Me: “Oh, you mean the one that was copyright violated a billion times in memes already, and will be copyright violated a billion times more? Congrats! No one is ever going to pay to use it.”

Oh yeah, I get that the cryptos were supposed to be limited by scarcity, I’m just referring to what seemed to be a point from Perky that currencies are typically tied to resources.

They don’t even own it. They own a copy. The family retains the copyright.

Oof, that was a terrible attempt at a joke that just doesn’t work.
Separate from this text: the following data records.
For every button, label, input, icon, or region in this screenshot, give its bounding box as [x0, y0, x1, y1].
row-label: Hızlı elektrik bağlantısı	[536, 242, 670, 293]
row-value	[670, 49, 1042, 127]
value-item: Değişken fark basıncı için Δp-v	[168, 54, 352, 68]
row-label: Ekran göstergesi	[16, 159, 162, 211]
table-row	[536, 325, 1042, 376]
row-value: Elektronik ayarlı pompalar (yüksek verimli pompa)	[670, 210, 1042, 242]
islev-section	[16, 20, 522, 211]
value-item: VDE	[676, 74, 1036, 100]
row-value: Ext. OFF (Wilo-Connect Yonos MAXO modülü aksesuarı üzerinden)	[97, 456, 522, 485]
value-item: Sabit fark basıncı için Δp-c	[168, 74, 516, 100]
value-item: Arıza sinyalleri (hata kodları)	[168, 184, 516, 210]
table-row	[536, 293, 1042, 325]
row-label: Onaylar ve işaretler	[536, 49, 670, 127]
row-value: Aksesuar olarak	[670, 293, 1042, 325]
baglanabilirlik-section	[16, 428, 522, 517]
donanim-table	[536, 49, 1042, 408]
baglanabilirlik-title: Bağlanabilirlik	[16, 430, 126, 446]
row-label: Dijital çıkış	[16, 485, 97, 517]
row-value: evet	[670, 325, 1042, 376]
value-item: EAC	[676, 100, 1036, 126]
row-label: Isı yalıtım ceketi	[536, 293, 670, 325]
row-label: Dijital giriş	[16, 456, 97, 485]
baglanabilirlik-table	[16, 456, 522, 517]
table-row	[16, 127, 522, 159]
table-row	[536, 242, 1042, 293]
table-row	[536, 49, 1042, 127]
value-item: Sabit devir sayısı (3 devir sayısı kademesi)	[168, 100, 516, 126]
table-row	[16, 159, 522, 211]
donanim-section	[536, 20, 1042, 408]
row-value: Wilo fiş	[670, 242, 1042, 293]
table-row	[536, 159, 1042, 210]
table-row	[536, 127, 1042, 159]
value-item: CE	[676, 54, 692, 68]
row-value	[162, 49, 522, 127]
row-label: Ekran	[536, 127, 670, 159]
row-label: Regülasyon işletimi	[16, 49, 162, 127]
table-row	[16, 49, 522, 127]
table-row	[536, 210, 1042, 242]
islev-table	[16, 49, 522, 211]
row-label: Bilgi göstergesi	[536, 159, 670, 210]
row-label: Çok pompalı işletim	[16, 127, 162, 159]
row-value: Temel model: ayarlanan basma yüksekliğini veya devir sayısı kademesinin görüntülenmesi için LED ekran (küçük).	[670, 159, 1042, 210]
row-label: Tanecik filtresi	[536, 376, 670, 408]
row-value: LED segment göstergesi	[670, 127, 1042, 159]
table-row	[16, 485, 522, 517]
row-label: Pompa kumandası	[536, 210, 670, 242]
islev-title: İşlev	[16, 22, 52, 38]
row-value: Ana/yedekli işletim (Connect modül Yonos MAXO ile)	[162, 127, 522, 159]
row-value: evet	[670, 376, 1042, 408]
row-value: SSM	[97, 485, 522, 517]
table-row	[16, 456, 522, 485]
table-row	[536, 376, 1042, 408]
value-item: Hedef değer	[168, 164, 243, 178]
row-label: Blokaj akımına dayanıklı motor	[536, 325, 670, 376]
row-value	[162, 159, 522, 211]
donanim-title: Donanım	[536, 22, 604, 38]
But, well, currencies are tied to resource scarcity in the sense that too much of one can (through various debatable theories) lead to too much demand of stuff breaking the whole thing.
What I failed at saying is that these are like any other asset, and need to be somewhat limited in quantity by a connection to something real, and since they would otherwise be disconnected from labor and production, they end up being limited by hardware. At least those based on proof of stake via spending money are less wasteful, but then it’s clear that don’t add much. Although, even then, people believe in non-buggy and well specified smart contracts…

Also note its trading volume is ranked ~2500 across all cryptos. Feeling outrage for the latest and stupidest crypto projects just isn’t worth the stress.

While not worth the stress, it absolutely is a real issue for PC gamers whose hardware upgrades are delayed/inflated in pricing already with GPUs and other related components, compounded by the global chip shortage.

Yea I have been trying to get a 3080 since they where announced, no dice. Crypto is a plague that is literally turning pollution into money from where I am standing. It’s insane.

Is this why I can’t buy a 2TB nvme drive that isn’t backordered?

Probably. The SSD that I bought on sale just a month ago has shot up to $100-150 over normal retail price, and I’m assuming that’s due in large part to demand from miners.

Ban the lot of them. We have amply demonstrated why cryptocurrencies are a bad idea both practically, environmentally, and economically. Ban them all and move on.

I can sympathize with some of the points pro crypto currency but the way we do it right now really needs to be stopped. It just produces pollution and waste and turns it into a currency that has no regulations behind it whatsoever. It’s a villains wet dream. And considering the challenges we face I wish green energy could be used for more needful and productive things. Banning then won’t work though, you would probably have to start regulate them like financial institutions. They will probably die because they are not ready and able to do all the jazz that banks have to do.